Global Findex 2021: Key Takeaways for Financial Regulators and Supervisors

The Global Findex Database is an internationally recognized source of data on global access to financial services. In this podcast, the speakers discuss the key takeaways from The Global Findex 2021, including:

  • Gaps in access to and usage of financial services by women;
  • Roles of policymakers and regulators in balancing inclusion initiatives and consumer protection measures; and
  • Insights into the behaviours that enable financial resilience.

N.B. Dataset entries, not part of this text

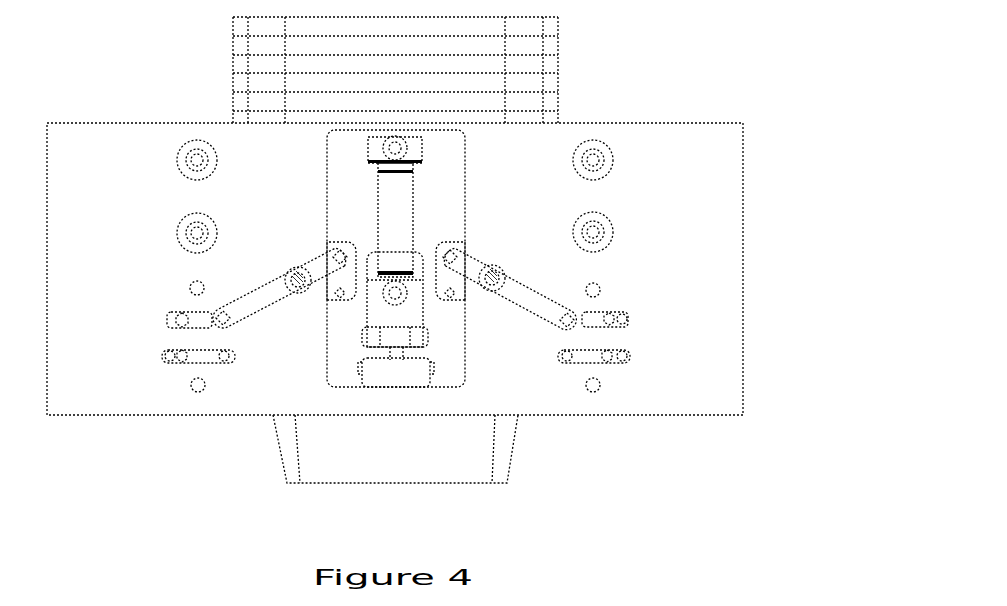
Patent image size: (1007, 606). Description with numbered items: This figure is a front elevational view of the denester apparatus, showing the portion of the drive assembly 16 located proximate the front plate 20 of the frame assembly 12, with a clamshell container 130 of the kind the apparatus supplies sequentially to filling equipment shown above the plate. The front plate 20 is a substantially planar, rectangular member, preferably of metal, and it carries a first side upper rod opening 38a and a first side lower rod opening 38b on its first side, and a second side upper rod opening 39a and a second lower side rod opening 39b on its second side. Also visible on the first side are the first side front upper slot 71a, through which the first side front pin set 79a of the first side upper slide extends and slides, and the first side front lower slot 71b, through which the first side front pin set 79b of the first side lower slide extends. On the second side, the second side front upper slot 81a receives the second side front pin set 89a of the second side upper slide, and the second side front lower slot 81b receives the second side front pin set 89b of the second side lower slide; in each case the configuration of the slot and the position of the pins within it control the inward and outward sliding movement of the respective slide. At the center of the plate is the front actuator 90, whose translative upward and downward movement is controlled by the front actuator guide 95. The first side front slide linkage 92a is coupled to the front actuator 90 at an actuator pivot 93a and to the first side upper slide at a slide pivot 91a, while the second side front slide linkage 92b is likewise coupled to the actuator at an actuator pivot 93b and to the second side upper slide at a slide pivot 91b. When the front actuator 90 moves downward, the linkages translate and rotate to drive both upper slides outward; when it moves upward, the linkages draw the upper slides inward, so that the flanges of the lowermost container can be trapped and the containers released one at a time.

The frame assembly 12 is at (435, 303).
The drive assembly 16 is at (379, 270).
The front plate 20 is at (728, 203).
The first side upper rod opening 38a is at (188, 285).
The first side lower rod opening 38b is at (198, 393).
The second side upper rod opening 39a is at (598, 285).
The second lower side rod opening 39b is at (597, 394).
The first side front upper slot 71a is at (193, 327).
The first side front lower slot 71b is at (211, 365).
The first side front pin set 79a is at (172, 322).
The first side front pin set 79b is at (177, 363).
The second side front upper slot 81a is at (617, 310).
The second side front lower slot 81b is at (637, 362).
The second side front pin set 89a is at (608, 326).
The second side front pin set 89b is at (616, 364).
The front actuator 90 is at (470, 180).
The slide pivot 91a is at (228, 324).
The slide pivot 91b is at (561, 326).
The first side front slide linkage 92a is at (264, 274).
The second side front slide linkage 92b is at (521, 275).
The actuator pivot 93a is at (333, 256).
The actuator pivot 93b is at (457, 256).
The front actuator guide 95 is at (364, 338).
The clamshell container 130 is at (557, 68).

Read their biographies here. Read the transcript here.


Read the Transcript:

 

Speaker:

Leora Klapper

Lead Economist, Development Economics, The World Bank

Host:

Ruth Dueck-Mbeba

Financial Inclusion Advisor, Toronto Centre

Publish Date:

March 1, 2023

Transcript:

Automation:

You are listening to a Toronto Centre podcast. Welcome. The goal of TC Podcasts is to spread the knowledge and accumulated experience of global leaders, experts, and world-renowned specialists in financial supervision and regulation. In each episode, we'll delve into some of today's most pressing issues as it relates to financial supervision and regulation, the financial crisis, climate change, financial inclusion, FinTech, and much more. Enjoy this episode.

Ruth Dueck-Mbeba:

Hello and welcome to this podcast. The Toronto Centre's mandate is to support financial regulators and supervisors in the responsibility of ensuring financial stability, while also fostering and enabling environment for financial inclusion to bring more people into the formal economy safely and responsibly. Today's podcast is the first of two that looks at the Global Findex 2021 survey results published last year. And this podcast will focus on the trends, risks, gaps, and key messages for financial policymakers, regulators, and supervisors. To set the stage, we're reminded that financial inclusion is a cornerstone of development. And since 2011, the Global Findex database has been the definitive source of data on global access to financial services, from payments to savings, and borrowing. The 2021 edition, based on nationally representative surveys of over 125,000 adults in 123 economies during the COVID-19 pandemic, contains updated indicators on access to and use of formal and informal financial services and digital payments, and offers insights into the behaviours that enable financial resilience. The data also identify gaps in access to and usage of financial services by women and poor adults.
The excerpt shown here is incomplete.